There are moments when I succumb to the guilt, for sure, but for the most part, I try to focus on what's good about being a full-time working mom, namely that the girlies get to see me doing work that I truly enjoy, that excites me, challenges me, and (on most days) makes me a better person. I'd like to think I'm teaching them about balance, following your bliss, being accountable, having a strong work ethic. (And yes, I realize that you teach your kiddos all those very same things as a stay-at-home mom, it's for sure not an either/or thing...)
And not only am I lucky to have flexible job that I love, but I'm lucky that my husband has an incredibly flexible job too. So while we miss some school parties and field trips, we cobble it together and make it work, and everyone seems pretty happy (most of the time). Guilt just feels fruitless, so I try with every fiber of my being not to succumb to it. Except in the summer.
In the summer all bets are off. I am Guilty McGuilterson. I am guilt personified. I am a total wreck.
See, I had lazy, boring, totally relaxed summers when I was a kid... My mom stayed at home, so just "hanging out" for three months was a totally reasonable proposition. We played games, swam at the neighborhood pool, ran around with our buddies, watched television. We got a break. A nice, long, mellow break. Those summers of my youth are burned on my psyche as the type of summers that I think the girlies should be having, and they aren't. So I feel like a big, fat, guilty fail.
My girlies go to summer camp every day. Sure they swim and do ceramics and paint and have adventures with their camp buddies and play tennis and go on field trips and watch live monkey shows (don't ask). They're happy. They pop out of bed every morning raring to go even... but still I feel bad. I hate that their little lives are already so structured year round.

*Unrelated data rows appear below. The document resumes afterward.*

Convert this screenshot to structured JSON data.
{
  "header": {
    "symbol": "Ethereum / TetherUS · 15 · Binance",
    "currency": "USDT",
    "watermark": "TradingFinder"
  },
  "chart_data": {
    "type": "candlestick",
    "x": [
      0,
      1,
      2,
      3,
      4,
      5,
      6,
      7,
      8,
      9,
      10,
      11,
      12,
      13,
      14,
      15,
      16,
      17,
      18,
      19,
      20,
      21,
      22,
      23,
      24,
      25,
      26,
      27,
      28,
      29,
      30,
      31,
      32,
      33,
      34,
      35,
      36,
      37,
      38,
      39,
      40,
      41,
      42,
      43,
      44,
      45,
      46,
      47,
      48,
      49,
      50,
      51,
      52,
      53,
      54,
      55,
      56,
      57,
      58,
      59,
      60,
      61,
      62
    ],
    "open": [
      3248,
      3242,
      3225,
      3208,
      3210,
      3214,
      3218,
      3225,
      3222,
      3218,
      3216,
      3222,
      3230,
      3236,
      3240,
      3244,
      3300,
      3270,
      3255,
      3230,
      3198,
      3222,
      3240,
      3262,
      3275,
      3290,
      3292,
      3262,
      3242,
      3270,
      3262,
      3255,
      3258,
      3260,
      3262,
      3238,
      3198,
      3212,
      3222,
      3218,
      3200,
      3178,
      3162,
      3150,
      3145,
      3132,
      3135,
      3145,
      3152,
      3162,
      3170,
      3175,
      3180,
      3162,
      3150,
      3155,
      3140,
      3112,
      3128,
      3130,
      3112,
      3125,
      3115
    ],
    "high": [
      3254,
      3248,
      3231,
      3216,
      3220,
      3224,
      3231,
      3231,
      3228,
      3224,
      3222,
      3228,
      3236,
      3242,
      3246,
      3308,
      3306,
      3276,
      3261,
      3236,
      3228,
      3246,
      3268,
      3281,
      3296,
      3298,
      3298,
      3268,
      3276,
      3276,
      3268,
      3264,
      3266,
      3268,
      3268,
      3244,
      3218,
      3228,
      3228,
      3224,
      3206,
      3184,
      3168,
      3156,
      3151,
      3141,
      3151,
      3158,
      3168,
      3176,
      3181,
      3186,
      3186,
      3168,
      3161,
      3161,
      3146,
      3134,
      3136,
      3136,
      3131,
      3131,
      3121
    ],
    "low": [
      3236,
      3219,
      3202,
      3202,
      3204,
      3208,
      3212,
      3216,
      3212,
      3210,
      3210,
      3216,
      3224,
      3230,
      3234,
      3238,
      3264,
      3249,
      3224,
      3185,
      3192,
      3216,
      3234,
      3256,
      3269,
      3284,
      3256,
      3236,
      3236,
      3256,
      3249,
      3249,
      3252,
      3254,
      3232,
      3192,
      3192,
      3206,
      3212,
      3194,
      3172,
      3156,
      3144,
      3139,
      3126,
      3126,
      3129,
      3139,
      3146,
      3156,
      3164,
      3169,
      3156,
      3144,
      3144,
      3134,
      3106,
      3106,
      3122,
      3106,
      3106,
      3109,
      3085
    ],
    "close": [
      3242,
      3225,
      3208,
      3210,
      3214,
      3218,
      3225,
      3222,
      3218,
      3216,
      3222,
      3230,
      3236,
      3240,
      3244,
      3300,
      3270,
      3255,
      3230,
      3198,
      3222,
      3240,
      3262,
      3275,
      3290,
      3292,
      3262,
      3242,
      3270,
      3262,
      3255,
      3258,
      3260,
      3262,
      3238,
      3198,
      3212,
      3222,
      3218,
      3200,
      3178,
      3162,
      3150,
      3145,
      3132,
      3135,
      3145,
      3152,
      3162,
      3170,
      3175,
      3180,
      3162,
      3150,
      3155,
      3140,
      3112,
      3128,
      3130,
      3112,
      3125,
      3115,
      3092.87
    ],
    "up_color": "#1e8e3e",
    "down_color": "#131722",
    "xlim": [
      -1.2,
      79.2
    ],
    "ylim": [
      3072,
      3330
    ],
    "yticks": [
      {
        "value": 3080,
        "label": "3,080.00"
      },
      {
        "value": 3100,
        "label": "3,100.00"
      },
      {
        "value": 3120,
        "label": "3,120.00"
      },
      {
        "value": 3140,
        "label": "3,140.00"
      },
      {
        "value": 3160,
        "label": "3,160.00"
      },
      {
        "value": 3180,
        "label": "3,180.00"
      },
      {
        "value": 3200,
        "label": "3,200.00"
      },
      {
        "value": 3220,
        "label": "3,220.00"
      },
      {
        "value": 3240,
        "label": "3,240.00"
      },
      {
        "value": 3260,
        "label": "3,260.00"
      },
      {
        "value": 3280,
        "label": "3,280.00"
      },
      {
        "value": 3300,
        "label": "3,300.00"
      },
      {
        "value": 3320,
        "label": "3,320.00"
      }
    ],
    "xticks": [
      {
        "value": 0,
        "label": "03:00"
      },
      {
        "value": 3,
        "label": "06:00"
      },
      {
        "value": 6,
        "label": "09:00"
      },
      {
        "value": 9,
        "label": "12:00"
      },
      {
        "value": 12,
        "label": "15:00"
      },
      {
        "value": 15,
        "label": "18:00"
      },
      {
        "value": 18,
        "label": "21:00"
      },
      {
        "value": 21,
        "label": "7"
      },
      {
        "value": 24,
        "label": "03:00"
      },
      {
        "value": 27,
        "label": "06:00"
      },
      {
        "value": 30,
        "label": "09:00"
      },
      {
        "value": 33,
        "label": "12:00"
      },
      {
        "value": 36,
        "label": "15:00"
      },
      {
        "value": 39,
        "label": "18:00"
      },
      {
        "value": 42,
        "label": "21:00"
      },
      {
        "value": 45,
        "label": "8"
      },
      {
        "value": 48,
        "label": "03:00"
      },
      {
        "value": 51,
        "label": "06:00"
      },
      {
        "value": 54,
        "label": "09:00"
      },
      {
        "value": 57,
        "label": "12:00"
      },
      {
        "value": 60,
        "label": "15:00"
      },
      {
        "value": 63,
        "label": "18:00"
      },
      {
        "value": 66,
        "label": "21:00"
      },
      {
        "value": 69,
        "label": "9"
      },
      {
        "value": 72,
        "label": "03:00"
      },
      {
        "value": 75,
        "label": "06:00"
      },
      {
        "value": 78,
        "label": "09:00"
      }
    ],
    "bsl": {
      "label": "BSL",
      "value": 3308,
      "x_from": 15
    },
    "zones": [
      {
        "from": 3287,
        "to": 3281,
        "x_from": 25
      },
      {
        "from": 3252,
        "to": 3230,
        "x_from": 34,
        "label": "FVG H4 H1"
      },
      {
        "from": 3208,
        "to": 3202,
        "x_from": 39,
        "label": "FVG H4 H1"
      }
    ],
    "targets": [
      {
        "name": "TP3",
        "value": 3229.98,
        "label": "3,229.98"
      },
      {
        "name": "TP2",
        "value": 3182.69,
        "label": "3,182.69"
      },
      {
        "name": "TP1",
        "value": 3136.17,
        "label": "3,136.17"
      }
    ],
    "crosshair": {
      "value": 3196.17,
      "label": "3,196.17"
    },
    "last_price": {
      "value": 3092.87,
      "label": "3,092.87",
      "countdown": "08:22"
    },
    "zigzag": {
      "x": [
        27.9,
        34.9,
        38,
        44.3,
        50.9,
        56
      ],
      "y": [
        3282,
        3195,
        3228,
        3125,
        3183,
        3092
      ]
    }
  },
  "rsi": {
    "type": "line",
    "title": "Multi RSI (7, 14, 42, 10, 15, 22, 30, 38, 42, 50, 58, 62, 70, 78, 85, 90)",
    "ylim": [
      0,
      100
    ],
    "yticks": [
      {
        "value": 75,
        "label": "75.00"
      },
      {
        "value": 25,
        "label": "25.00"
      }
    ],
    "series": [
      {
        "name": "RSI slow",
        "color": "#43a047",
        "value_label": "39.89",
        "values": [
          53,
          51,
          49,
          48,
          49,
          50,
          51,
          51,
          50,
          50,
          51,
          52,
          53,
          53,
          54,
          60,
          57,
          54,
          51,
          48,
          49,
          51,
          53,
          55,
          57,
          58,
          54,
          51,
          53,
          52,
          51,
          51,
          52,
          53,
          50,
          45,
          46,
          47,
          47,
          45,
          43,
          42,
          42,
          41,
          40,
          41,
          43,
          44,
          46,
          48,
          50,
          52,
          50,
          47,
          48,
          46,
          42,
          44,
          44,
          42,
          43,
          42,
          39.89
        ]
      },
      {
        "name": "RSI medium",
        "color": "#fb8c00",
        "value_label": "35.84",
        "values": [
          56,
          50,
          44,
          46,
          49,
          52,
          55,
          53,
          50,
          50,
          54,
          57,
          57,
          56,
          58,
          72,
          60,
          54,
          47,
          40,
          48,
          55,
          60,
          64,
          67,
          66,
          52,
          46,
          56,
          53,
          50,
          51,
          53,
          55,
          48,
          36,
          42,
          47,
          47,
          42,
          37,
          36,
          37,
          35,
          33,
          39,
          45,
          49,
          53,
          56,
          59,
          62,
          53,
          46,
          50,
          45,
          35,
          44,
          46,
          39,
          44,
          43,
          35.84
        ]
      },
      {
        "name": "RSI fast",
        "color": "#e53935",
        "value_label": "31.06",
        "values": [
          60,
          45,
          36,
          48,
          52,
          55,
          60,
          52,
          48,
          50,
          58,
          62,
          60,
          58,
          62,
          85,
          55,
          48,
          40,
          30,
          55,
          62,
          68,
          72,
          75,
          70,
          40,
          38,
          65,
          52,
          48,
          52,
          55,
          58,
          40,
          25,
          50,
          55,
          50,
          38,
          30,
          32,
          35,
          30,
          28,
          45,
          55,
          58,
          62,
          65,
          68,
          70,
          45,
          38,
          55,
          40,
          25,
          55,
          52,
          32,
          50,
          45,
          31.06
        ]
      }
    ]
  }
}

I wish they had that long span of time where they got to stay in their PJs until 2:00 and eat too much ice cream and complain that they're bored (because being bored is the starting point for all the really magical stuff) and watch "Gilligan's Island" for three straight hours... (Well, maybe not that last one.)
So I try to make up for it. We play long matches of UNO and War after dinner. We swim in the dark. I let Audrey stay up way too late watching the movies of my youth while we cuddle on the couch munching on microwave popcorn (last night was a screening of the dramatic classic, "The Karate Kid"). I let them eat ice cream every night and wear the same outfit to camp two days in a row. It's wheels off this cobbled together fake summer of ours, but you do what you can, right?